An AA-Tree shows amazing good lookup performance - I have no idea why. They sometimes beat all other trees (not by far, but still enough to not be coincident)... and the removal performance is okay, however unless I'm too stupid to implement them correctly, the insert performance is really bad (it performs much more tree rotations on every insert than any other tree - even B-Trees have faster insert performance).
This leaves us with two classics, AVL and RB-Tree. They are both pretty similar but after hours of benchmarking, one thing is clear: AVL Trees definitely have better lookup performance than RB-Trees. The difference is not gigantic, but in 2/3 out of all benchmarks they will win the lookup test. Not too surprising, after all AVL Trees are more strictly balanced than RB-Trees, so they are closer to the optimal binary tree in most cases. We are not talking about a huge difference here, it is always a close race.
On the other hand RB Trees beat AVL Trees for inserts in almost all test runs and that is not such a close race. As before, that is expected. Being less strictly balanced RB Trees perform much less tree rotations on inserts compared to AVL Trees.
How about removal of nodes? Here it seems to depend a lot on the number of nodes. For small node numbers (everything less than half a million) RB Trees again own AVL Trees; the difference is even bigger than for inserts. Rather unexpected is that once the node number grows beyond a million nodes AVL Trees seems to catch up and the difference to RB Trees shrinks until they are more or less equally fast. This could be an effect of the system, though. It could have to do with memory usage of the process or CPU caching or the like. Something that has a more negative effect on RB Trees than it has on AVL Trees and thus AVL Trees can catch up. The same effect is not observed for lookups (AVL usually faster, regardless how many nodes) and inserts (RB usually faster, regardless how many nodes).
Conclusion:
I think the fastest I can get is when using RB-Trees, since the number of lookups will only be somewhat higher than the number of inserts and deletions and no matter how fast AVL is on lookups, the overall performance will suffer from their worse insert/deletion performance.
That is, unless anyone here may come up with a much better data structure that will own RB Trees big time ;-)
Create a sorted list and sort by the lower margin / start. That's easiest to implement and fast enough unless you have millions of ranges (and maybe even then).

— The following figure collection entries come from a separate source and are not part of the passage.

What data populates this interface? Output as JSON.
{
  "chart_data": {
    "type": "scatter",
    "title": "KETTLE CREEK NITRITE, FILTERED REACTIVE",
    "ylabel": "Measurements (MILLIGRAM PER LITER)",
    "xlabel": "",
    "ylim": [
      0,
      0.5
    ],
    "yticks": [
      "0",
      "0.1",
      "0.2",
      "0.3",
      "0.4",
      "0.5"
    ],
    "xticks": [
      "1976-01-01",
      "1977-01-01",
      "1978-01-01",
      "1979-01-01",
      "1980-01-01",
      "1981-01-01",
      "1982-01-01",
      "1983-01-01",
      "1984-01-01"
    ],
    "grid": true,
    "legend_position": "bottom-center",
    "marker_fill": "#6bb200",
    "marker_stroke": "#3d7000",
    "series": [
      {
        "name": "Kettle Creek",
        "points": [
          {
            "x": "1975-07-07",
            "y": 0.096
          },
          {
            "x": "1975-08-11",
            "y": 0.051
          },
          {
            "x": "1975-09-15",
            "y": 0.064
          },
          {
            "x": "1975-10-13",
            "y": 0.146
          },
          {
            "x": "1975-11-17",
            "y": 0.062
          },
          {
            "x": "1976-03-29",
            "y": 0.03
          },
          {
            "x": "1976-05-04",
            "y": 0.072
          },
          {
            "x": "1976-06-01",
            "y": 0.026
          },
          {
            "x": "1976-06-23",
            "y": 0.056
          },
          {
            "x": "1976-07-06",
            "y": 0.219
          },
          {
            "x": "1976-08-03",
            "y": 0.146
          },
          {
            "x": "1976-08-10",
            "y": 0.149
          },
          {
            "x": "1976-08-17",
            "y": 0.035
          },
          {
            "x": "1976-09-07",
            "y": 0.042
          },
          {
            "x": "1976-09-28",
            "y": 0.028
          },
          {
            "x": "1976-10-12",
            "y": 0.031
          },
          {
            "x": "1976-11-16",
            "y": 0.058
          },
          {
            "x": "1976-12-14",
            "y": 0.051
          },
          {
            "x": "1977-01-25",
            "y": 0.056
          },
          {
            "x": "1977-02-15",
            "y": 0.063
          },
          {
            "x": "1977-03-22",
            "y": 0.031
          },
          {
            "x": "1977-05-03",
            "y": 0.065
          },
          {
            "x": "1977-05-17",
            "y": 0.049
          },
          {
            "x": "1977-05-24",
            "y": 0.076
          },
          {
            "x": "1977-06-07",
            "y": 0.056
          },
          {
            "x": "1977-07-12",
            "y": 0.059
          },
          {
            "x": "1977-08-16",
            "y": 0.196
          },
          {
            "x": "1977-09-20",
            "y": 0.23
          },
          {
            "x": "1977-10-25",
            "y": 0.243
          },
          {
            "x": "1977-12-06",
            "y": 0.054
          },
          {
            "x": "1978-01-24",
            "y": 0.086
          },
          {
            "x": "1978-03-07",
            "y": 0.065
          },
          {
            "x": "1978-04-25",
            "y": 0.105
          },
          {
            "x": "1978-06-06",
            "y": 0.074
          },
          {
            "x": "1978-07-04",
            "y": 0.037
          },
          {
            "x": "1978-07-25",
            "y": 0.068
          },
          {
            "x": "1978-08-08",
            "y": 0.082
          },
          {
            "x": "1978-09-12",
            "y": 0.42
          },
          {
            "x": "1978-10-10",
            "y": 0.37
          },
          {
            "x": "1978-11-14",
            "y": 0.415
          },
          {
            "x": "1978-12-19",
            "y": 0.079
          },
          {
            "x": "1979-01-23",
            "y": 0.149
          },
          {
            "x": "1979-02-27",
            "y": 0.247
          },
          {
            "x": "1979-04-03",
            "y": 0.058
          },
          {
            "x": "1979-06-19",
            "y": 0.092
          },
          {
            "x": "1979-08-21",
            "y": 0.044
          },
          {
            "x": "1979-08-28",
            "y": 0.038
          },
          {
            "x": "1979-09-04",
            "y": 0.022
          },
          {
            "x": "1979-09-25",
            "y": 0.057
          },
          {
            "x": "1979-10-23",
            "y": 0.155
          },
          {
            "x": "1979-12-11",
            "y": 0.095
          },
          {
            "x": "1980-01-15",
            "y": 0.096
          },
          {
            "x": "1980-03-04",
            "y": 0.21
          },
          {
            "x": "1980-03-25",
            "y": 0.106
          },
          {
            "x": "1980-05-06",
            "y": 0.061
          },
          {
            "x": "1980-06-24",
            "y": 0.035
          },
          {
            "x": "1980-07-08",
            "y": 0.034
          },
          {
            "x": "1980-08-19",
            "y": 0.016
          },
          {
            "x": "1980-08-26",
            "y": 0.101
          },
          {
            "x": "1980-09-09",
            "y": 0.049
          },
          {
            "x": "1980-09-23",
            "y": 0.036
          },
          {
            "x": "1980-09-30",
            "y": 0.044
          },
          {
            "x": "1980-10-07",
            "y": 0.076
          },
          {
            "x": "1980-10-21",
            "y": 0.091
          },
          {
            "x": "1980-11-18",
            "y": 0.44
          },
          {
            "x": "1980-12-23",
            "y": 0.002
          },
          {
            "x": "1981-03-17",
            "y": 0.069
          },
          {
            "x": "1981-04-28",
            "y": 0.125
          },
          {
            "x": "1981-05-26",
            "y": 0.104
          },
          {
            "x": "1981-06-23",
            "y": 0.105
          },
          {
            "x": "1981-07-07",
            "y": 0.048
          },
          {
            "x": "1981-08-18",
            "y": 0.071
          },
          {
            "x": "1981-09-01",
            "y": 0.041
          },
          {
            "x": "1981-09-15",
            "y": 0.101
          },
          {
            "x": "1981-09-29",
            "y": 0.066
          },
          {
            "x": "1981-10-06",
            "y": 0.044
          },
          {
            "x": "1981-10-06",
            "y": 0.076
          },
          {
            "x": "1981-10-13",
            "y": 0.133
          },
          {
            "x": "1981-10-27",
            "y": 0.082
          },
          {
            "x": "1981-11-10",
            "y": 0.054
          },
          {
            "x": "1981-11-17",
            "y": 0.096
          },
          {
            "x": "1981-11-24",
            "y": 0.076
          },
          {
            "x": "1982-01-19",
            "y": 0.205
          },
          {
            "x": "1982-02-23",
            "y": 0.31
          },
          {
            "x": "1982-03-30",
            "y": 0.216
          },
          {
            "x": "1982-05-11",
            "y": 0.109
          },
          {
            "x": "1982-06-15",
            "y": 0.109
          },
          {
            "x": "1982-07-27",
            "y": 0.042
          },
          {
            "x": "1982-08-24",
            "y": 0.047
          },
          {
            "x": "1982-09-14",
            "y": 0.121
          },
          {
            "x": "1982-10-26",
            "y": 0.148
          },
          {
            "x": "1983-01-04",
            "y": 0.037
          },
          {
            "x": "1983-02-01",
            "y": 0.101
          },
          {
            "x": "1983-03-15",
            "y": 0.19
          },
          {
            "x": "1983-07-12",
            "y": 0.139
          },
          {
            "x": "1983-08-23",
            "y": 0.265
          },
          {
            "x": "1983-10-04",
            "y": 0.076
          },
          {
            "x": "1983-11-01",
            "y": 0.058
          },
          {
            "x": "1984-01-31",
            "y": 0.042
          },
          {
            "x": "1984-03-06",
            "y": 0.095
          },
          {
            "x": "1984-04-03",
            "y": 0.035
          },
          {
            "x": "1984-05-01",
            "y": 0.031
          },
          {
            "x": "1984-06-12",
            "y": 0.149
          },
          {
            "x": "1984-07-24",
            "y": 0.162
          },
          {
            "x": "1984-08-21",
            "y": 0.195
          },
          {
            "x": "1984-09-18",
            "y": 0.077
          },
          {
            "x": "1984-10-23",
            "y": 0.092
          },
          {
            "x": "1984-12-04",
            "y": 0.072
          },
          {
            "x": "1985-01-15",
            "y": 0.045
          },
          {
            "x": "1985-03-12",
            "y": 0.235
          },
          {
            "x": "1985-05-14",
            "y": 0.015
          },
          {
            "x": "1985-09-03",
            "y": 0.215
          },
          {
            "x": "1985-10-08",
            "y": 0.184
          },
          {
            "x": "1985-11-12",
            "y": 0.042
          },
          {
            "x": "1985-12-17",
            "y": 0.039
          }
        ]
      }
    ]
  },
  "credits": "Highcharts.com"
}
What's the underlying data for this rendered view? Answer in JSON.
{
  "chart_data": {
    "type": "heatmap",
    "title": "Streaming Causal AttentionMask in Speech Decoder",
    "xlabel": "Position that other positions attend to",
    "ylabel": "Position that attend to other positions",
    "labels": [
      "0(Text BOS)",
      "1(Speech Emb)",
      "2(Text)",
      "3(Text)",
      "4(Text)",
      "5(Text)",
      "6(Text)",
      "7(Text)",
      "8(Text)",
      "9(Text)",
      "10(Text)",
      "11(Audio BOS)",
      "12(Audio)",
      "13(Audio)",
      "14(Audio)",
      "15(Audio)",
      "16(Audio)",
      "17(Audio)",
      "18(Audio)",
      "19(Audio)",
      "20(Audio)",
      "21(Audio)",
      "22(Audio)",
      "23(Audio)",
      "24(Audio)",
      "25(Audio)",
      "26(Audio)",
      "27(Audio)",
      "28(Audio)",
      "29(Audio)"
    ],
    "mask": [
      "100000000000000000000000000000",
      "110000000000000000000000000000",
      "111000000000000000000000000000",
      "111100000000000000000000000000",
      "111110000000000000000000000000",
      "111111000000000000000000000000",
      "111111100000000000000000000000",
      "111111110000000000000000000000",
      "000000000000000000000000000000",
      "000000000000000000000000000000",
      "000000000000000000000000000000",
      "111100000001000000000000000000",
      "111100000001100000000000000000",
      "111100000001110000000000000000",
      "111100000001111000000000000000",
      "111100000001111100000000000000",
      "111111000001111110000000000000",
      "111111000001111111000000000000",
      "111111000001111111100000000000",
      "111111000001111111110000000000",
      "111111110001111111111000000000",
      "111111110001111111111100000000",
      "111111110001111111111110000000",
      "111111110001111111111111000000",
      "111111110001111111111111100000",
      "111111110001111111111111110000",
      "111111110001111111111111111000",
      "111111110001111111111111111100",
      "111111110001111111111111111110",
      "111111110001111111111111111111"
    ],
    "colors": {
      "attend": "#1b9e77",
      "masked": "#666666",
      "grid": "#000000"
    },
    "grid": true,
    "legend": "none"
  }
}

When looking for a range, find the range where start <= position. You can use a binary search here since the list is sorted. The number is in the range if position <= end.
Since the end of any range is guaranteed to be smaller than start of the next range, you don't need to care about the end until you have found a range where the position might be contained.
All other data structures become interesting when you get intersections or you have a whole lot of ranges and when you build the structure one and query often.
A balanced, sorted tree with ranges on each node seems to be the answer.
I can't prove it's optimal, but if I were you I wouldn't look any further.
If the total range of numbers is low, and you have enough memory, you could create a huge table with all the numbers.
For example, if you have one million of numbers, you can create a table that references the range object.
As an alternative to O(log n) balanced binary search trees (BST), you could consider building a bitwise (compressed) trie. I.e. a prefix tree on the bits of the numbers you're storing.
This gives you O(w)-search, insert and delete performance; where w = number of bits (e.g. 32 or 64 minus whatever power of 2 your ranges were based on).
Not saying that it'll perform better or worse, but it seems like a true alternative in the sense it is different from BST but still has good theoretic performance and allows for predecessor queries just like BST.